According to News24, the teacher was arrested on Monday and the provincial department of education said she would be served with a notice of intention to suspend, pending an investigation into the allegation.
Senior researcher at the Children's Institute Stefanie Röhrs says: "The goal should not be to punish children who have been misbehaving. The goal should be to teach them discipline — [which is why] we say teachers should not use corporal punishment to discipline violence."
Röhrs highlights the major setbacks to hitting children.
"There are behavioural negative effects — corporal punishment increases aggressive behaviour in children. So children who are beaten have a higher risk of also using aggression on other children," she said.
According to her, there could also be mental health risks, such as children developing anxiety or depression.
She cautions, however, that there are also many challenges faced by teachers — including large classes and little training on how teachers can handle pupils without using violence.
Röhrs says another major concern is the lack of consequences for teachers who have used violence to discipline pupils.

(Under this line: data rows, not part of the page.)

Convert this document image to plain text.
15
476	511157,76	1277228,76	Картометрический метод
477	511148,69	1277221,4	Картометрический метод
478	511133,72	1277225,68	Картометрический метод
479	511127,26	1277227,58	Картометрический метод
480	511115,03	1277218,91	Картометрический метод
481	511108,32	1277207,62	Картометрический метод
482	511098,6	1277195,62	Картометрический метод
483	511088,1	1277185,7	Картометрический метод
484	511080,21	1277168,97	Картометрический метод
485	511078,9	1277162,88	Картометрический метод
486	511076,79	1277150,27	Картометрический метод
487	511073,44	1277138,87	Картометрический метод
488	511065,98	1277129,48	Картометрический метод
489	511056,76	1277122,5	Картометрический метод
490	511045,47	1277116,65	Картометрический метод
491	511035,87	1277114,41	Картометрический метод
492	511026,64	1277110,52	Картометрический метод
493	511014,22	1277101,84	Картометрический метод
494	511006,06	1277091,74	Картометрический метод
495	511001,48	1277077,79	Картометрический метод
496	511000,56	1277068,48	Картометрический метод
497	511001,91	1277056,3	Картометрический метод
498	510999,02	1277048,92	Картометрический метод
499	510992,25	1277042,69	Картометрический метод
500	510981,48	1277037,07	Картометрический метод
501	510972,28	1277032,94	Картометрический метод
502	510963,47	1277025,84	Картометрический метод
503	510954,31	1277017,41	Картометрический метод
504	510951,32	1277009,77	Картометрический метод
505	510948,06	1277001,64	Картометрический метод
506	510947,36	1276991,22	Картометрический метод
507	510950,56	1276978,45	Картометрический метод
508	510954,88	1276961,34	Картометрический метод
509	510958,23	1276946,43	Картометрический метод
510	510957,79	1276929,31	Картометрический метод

"Where there have been reports of corporal punishment, there have to be consequences — and I think at the moment, the behaviour of teachers using corporal punishment is [considered] acceptable within the school, by the principal and governing bodies."

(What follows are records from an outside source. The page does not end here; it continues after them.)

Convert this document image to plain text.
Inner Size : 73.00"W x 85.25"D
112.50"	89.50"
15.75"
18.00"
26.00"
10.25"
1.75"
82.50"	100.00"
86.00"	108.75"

She says it is the job of provincial department to follow up on such cases.
National department of education spokesperson Troy Martens also condemns corporal punishment.
"It is completely outlawed and illegal, not only in the South African Schools Act, but also according to the Constitution of the country," she said.

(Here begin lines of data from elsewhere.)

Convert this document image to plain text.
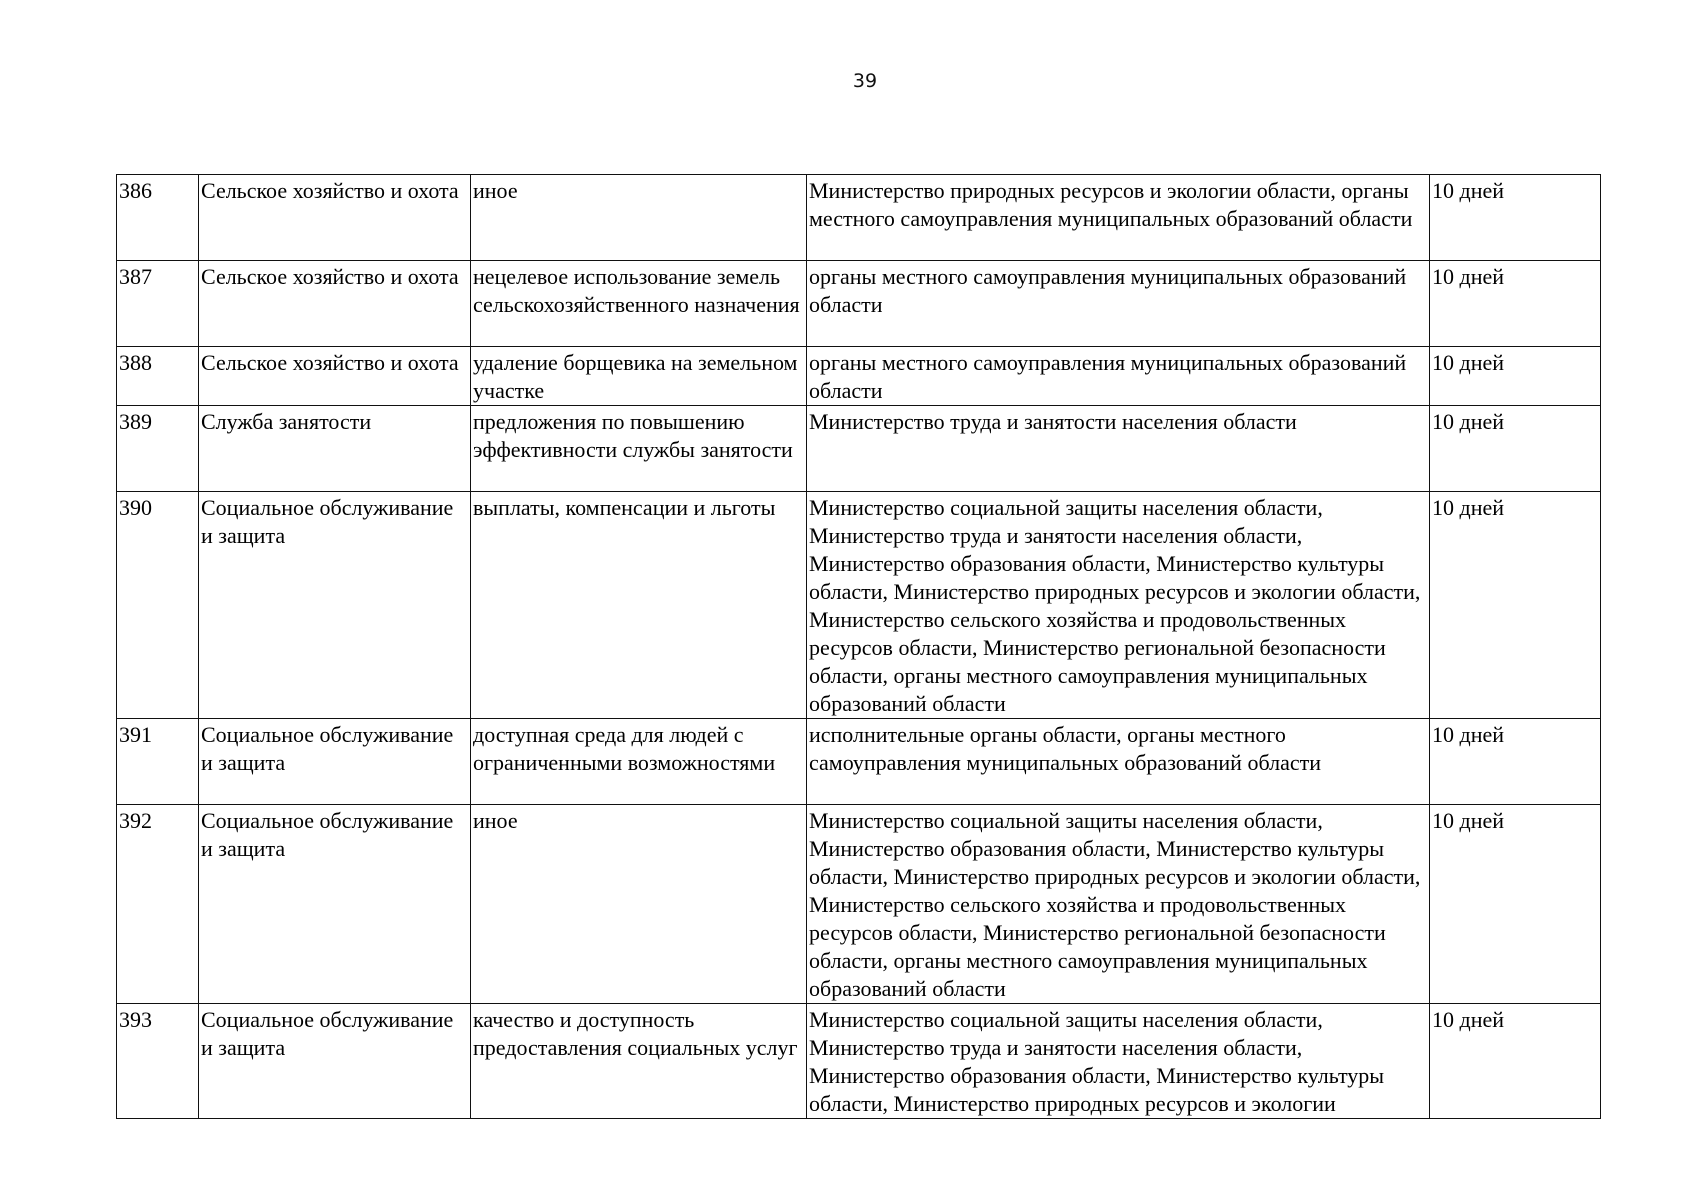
39
386	Сельское хозяйство и охота	иное	Министерство природных ресурсов и экологии области, органы местного самоуправления муниципальных образований области	10 дней
387	Сельское хозяйство и охота	нецелевое использование земель сельскохозяйственного назначения	органы местного самоуправления муниципальных образований области	10 дней
388	Сельское хозяйство и охота	удаление борщевика на земельном участке	органы местного самоуправления муниципальных образований области	10 дней
389	Служба занятости	предложения по повышению эффективности службы занятости	Министерство труда и занятости населения области	10 дней
390	Социальное обслуживание и защита	выплаты, компенсации и льготы	Министерство социальной защиты населения области, Министерство труда и занятости населения области, Министерство образования области, Министерство культуры области, Министерство природных ресурсов и экологии области, Министерство сельского хозяйства и продовольственных ресурсов области, Министерство региональной безопасности области, органы местного самоуправления муниципальных образований области	10 дней
391	Социальное обслуживание и защита	доступная среда для людей с ограниченными возможностями	исполнительные органы области, органы местного самоуправления муниципальных образований области	10 дней
392	Социальное обслуживание и защита	иное	Министерство социальной защиты населения области, Министерство образования области, Министерство культуры области, Министерство природных ресурсов и экологии области, Министерство сельского хозяйства и продовольственных ресурсов области, Министерство региональной безопасности области, органы местного самоуправления муниципальных образований области	10 дней
393	Социальное обслуживание и защита	качество и доступность предоставления социальных услуг	Министерство социальной защиты населения области, Министерство труда и занятости населения области, Министерство образования области, Министерство культуры области, Министерство природных ресурсов и экологии	10 дней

What alternatives are there?
Children's rights and Positive Parenting Unit manager at Sonke Gender Justice Wessel van den Berg says there are multiple research studies on the harmful effects of corporal punishment — or spanking, as it is euphemistically referred to.
"One major [reason not to] is that it basically demonstrates to a child that conflict should be resolved by the person who is more powerful hurting the one who is less powerful," he told HuffPost.
According to Van den Berg, although corporal punishment might achieve immediate compliance, it is not long-term.
Role modelling and explaining do that better than corporal punishment.
He says there are better methods which could be used at schools. He says the department of education should start implementing its policies on positive discipline in schools. "Role modelling and explaining do that better than corporal punishment."
He makes examples of how other methods that can be used to discipline children.
"When asked about what the alternatives are, one example is the 'good schools toolkit' from Uganda, which has been used in 600 schools and has been shown to reduce the use of physical punishment in schools significantly," he said.
The Gauteng High Court in Johannesburg ruled that the common law defence of "reasonable chastisement" is not in line with the Constitution and no longer applies in South African law — which means that even parents who hit their children could be charged.
The judgment arises from an appeal by a father who had been found guilty of assault, because he beat his 13-year-old son.
According to an affidavit by Professor Shanaaz Mathews, director of the Children's Institute at the University of Cape Town concerning the matter, there are linkages between corporal punishment and other forms of violence.
"Experiences of corporal punishment undermine trust between a parent and child and can instil mistrust, aggression and a lack of empathy in the child. This sets the child up for a pathway of emotional insecurity, and increases the likelihood [of them abusing] their own children and intimate partners."